Luz acesa ao dormir eleva risco cardíaco
Redação

Um estudo publicado no JAMA Network Open associou dormir com luz acesa a um maior risco de doenças cardíacas. A pesquisa analisou dados de quase 89 mil adultos com mais de 40 anos e encontrou relação entre a exposição à luz noturna e problemas cardiovasculares.
Os participantes foram acompanhados por cerca de oito anos. A luminosidade dos ambientes foi medida por sensores usados no pulso durante uma semana. Os resultados mostraram que pessoas que dormem em quartos mais claros têm risco maior de desenvolver doenças cardíacas.
O risco aumentou em 56% para insuficiência cardíaca, 47% para infarto e 30% para doença arterial coronariana, fibrilação atrial e acidente vascular cerebral (AVC). A cardiologista Juliana Soares, do Hospital Israelita Albert Einstein, disse que os números são expressivos.
Segundo a médica, estudos anteriores usavam imagens de satélite para estimar a exposição à luz. A nova metodologia, com medição individual, transforma uma suspeita antiga em evidência mais clara. “A gente já tinha a hipótese de que a luz noturna poderia prejudicar a saúde”, afirmou Soares.
O aumento de risco se aproxima de fatores clássicos. “Quando falamos de um aumento de 40% ou 50% no risco, estamos entrando em um patamar comparável ao de uma hipertensão leve não tratada ou ao tabagismo moderado”, disse a cardiologista.
Mecanismo e impacto da luz no organismo
A explicação para a associação está no ritmo circadiano, que regula funções do organismo ao longo do dia. A exposição à luz durante a noite interfere nesse relógio biológico. “A luz noturna suprime a produção de melatonina, o hormônio que sinaliza que é hora de descansar”, explicou Soares.

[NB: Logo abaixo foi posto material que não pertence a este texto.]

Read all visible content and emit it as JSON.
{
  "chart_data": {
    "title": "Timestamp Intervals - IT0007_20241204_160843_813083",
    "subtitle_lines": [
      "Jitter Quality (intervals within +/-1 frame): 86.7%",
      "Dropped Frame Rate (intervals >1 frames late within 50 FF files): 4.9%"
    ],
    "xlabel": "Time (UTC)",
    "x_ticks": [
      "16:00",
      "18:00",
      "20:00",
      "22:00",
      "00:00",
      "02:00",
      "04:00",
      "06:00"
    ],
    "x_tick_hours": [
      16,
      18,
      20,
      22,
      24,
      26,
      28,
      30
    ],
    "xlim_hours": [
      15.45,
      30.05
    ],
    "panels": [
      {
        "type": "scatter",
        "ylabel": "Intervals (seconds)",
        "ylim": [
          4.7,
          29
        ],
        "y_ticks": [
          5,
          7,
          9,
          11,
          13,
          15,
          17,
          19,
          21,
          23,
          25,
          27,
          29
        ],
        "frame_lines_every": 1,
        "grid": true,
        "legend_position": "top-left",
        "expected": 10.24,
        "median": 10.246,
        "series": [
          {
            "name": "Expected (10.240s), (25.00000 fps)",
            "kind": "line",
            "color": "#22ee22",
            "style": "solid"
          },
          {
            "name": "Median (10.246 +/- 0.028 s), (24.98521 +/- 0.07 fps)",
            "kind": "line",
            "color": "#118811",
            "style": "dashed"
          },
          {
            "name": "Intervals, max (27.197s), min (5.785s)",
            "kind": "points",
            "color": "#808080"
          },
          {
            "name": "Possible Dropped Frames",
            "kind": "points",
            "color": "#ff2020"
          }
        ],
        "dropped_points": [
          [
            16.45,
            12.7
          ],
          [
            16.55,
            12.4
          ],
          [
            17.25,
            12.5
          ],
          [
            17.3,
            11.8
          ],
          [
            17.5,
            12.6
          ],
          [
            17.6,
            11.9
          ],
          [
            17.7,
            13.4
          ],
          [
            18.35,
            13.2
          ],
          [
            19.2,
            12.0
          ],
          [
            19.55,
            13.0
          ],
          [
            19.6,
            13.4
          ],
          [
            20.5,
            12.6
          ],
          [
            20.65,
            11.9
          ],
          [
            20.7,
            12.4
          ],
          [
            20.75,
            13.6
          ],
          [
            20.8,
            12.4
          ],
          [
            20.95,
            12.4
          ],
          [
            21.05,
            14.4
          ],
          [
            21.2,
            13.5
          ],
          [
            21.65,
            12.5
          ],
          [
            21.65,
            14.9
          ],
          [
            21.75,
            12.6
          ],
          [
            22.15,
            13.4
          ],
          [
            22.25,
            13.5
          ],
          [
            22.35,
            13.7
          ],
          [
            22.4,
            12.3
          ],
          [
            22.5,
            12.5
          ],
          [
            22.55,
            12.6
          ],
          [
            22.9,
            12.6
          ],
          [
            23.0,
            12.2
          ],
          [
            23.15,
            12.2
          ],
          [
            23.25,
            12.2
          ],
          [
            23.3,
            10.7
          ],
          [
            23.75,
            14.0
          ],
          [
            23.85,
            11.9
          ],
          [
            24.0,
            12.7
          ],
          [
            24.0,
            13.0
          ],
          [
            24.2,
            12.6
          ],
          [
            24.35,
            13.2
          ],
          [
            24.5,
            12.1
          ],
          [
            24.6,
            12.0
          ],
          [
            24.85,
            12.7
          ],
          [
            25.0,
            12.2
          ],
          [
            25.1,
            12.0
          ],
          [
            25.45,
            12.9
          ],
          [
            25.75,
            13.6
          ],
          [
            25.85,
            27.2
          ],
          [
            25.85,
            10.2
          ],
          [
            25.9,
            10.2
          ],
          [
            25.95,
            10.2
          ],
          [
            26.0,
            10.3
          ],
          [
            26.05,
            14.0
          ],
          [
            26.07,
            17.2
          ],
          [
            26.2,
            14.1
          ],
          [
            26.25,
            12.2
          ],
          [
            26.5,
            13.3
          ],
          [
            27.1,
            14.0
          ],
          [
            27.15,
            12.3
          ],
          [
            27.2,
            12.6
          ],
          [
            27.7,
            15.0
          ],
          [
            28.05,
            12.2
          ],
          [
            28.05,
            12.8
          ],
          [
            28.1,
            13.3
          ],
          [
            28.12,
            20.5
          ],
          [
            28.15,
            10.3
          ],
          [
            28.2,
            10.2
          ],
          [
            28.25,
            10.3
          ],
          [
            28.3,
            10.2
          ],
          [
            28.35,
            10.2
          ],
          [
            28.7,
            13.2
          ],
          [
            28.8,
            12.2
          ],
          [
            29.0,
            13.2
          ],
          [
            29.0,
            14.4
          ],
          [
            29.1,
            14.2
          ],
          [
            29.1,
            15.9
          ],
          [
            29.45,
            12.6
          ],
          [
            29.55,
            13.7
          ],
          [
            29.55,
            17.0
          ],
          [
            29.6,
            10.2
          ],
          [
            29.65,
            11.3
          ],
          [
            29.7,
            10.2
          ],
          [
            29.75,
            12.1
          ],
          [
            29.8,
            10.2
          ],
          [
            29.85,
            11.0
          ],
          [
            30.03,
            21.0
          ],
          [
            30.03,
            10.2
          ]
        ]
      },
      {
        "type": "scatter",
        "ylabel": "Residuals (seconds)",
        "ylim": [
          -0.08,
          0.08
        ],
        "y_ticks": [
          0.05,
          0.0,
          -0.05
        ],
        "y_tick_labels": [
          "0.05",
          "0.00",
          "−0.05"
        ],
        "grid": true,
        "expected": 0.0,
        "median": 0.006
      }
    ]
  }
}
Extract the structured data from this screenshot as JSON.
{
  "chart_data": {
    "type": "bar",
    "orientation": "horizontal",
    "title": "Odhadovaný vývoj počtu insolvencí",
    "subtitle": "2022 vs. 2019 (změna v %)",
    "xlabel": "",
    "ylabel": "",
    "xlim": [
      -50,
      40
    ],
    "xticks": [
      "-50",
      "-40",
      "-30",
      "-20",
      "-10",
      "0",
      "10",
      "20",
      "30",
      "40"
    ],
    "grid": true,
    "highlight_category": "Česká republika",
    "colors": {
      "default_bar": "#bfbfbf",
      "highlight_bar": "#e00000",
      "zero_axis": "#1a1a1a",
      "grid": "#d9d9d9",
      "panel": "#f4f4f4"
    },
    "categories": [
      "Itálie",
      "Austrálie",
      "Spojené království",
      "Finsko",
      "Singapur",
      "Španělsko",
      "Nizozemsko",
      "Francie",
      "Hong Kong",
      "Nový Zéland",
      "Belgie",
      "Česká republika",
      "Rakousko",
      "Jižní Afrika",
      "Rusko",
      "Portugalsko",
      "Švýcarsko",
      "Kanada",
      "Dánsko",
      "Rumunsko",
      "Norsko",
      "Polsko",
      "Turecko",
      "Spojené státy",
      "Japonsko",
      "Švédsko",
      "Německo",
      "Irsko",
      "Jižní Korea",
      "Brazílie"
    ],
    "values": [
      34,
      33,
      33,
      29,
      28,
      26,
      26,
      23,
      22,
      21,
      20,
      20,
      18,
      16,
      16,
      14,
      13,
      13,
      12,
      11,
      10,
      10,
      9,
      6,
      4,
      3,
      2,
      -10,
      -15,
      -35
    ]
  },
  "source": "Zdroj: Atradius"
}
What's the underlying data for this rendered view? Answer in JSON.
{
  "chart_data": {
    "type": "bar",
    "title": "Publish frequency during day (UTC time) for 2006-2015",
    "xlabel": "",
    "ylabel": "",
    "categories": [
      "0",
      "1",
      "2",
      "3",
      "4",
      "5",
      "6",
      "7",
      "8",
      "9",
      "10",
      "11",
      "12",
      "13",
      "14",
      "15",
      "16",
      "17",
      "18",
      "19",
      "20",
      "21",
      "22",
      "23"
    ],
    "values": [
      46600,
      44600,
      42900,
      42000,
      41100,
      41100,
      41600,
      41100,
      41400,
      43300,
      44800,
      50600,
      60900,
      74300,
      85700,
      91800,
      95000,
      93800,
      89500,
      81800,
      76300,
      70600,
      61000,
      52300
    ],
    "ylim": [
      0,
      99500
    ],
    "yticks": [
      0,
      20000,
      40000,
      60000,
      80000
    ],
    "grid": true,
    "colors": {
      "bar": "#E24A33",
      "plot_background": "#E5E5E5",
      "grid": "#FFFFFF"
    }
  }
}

Sem esse sinal, o corpo mantém o sistema nervoso simpático ativado, como se estivesse em estado de alerta. Isso impede a queda natural da pressão arterial durante o sono e mantém a frequência cardíaca elevada. Com o tempo, pode gerar inflamação crônica e sobrecarregar o coração.
O aumento do risco se manteve mesmo após ajustes para fatores como dieta, atividade física e duração do sono. Isso indica que a luz noturna atua como um fator independente. “Mesmo que a pessoa se alimente bem e se exercite, ela ainda pode estar prejudicando o coração se dorme em um ambiente iluminado”, afirmou a médica.
Todo tipo de iluminação conta: luz do teto, televisão, abajur, luz que entra pela janela e aparelhos eletrônicos. “Especialmente as telas, que são um grande vilão”, frisou Soares. O impacto foi mais intenso entre pessoas mais jovens, próximas dos 40 anos, e mulheres.
No caso das mulheres, a explicação pode estar na interação hormonal. “O sistema circadiano feminino parece ser mais sensível às interferências externas, possivelmente por influência do estrogênio”, destacou a especialista. Entre os mais novos, a maior transparência do cristalino facilita a entrada de luz, especialmente a azul.
O estudo é observacional e não estabelece relação de causa e efeito. Os pesquisadores recomendam evitar telas antes de dormir, retirar aparelhos eletrônicos do quarto, usar cortinas blackout e máscaras oculares. Pessoas com hipertensão, doenças cardiovasculares ou que trabalham em turnos precisam de mais cuidado, pois já têm o organismo mais vulnerável.